Acquis en 1980 par le prince Charles — devenu roi Charles III en 2022 —, le domaine de Highgrove est depuis plusieurs décennies un terrain d’expérimentation pour des méthodes de jardinage respectueuses de l’environnement. Le souverain, connu pour son engagement en faveur de l’agriculture biologique, y applique des principes stricts : absence de pesticides chimiques, utilisation de compost maison et rotation des cultures. L’expérience de Jack Stooks s’inscrit pleinement dans cette dynamique, en proposant une solution à la fois économique et écologique pour améliorer la santé des sols.

Selon Top Santé, le roi Charles III lui-même aurait exprimé son enthousiasme pour cette technique, qu’il aurait adoptée dans ses propres jardins privés. « C’est une méthode qui illustre parfaitement comment des gestes simples peuvent transformer nos espaces verts », a-t-on appris auprès de sources proches du palais. Highgrove, ouvert au public depuis 2002, sert ainsi de vitrine pour promouvoir ces pratiques auprès des jardiniers amateurs et professionnels.

Et maintenant ?

Alors que l’engouement pour les solutions naturelles en jardinage ne cesse de croître, l’expérience de Jack Stooks pourrait inspirer de nouvelles générations de jardiniers. Les associations de protection de l’environnement et les pépiniéristes commencent à s’emparer de cette technique, tout en insistant sur la nécessité de l’adapter à chaque type de sol. Une étude menée par l’Institut national de la recherche agronomique (INRAE) sur l’impact du marc de café dans les jardins urbains est d’ailleurs attendue pour la fin de l’année 2026. Reste à voir si les résultats confirmeront les observations empiriques de l’ancien jardinier de Highgrove.
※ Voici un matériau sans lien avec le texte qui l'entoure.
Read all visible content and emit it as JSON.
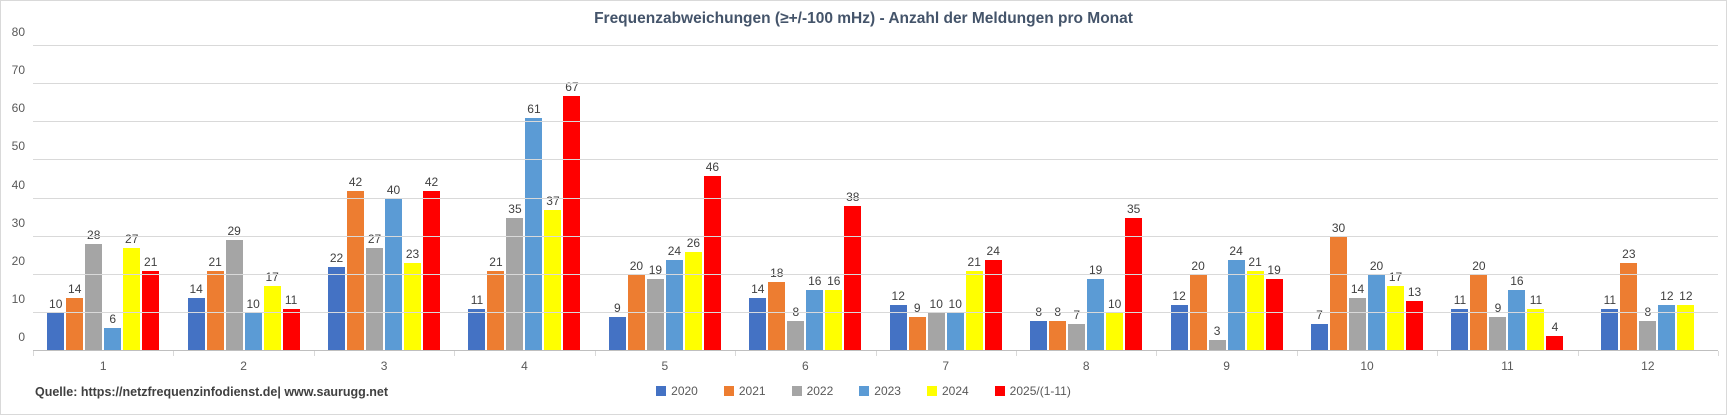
{
  "source_note": "Quelle: https://netzfrequenzinfodienst.de| www.saurugg.net",
  "chart_data": {
    "type": "bar",
    "title": "Frequenzabweichungen (≥+/-100 mHz) - Anzahl der Meldungen pro Monat",
    "xlabel": "",
    "ylabel": "",
    "categories": [
      "1",
      "2",
      "3",
      "4",
      "5",
      "6",
      "7",
      "8",
      "9",
      "10",
      "11",
      "12"
    ],
    "series": [
      {
        "name": "2020",
        "color": "#4472C4",
        "values": [
          10,
          14,
          22,
          11,
          9,
          14,
          12,
          8,
          12,
          7,
          11,
          11
        ]
      },
      {
        "name": "2021",
        "color": "#ED7D31",
        "values": [
          14,
          21,
          42,
          21,
          20,
          18,
          9,
          8,
          20,
          30,
          20,
          23
        ]
      },
      {
        "name": "2022",
        "color": "#A5A5A5",
        "values": [
          28,
          29,
          27,
          35,
          19,
          8,
          10,
          7,
          3,
          14,
          9,
          8
        ]
      },
      {
        "name": "2023",
        "color": "#5B9BD5",
        "values": [
          6,
          10,
          40,
          61,
          24,
          16,
          10,
          19,
          24,
          20,
          16,
          12
        ]
      },
      {
        "name": "2024",
        "color": "#FFFF00",
        "values": [
          27,
          17,
          23,
          37,
          26,
          16,
          21,
          10,
          21,
          17,
          11,
          12
        ]
      },
      {
        "name": "2025/(1-11)",
        "color": "#FF0000",
        "values": [
          21,
          11,
          42,
          67,
          46,
          38,
          24,
          35,
          19,
          13,
          4,
          null
        ]
      }
    ],
    "ylim": [
      0,
      80
    ],
    "yticks": [
      0,
      10,
      20,
      30,
      40,
      50,
      60,
      70,
      80
    ],
    "grid": true,
    "legend_position": "bottom",
    "data_labels": true,
    "colors": {
      "title": "#44546A",
      "axis_text": "#595959",
      "data_label_text": "#404040",
      "gridline": "#D9D9D9"
    }
  }
}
En attendant, Jack Stooks continue de partager ses conseils lors de conférences et d’ateliers organisés dans le Gloucestershire. « Le plus important, c’est de comprendre son sol avant d’agir », rappelle-t-il. Une maxime qui résume à elle seule l’approche pragmatique et respectueuse de l’environnement qui a fait la réputation de Highgrove — et qui pourrait bien faire des émules bien au-delà des frontières britanniques.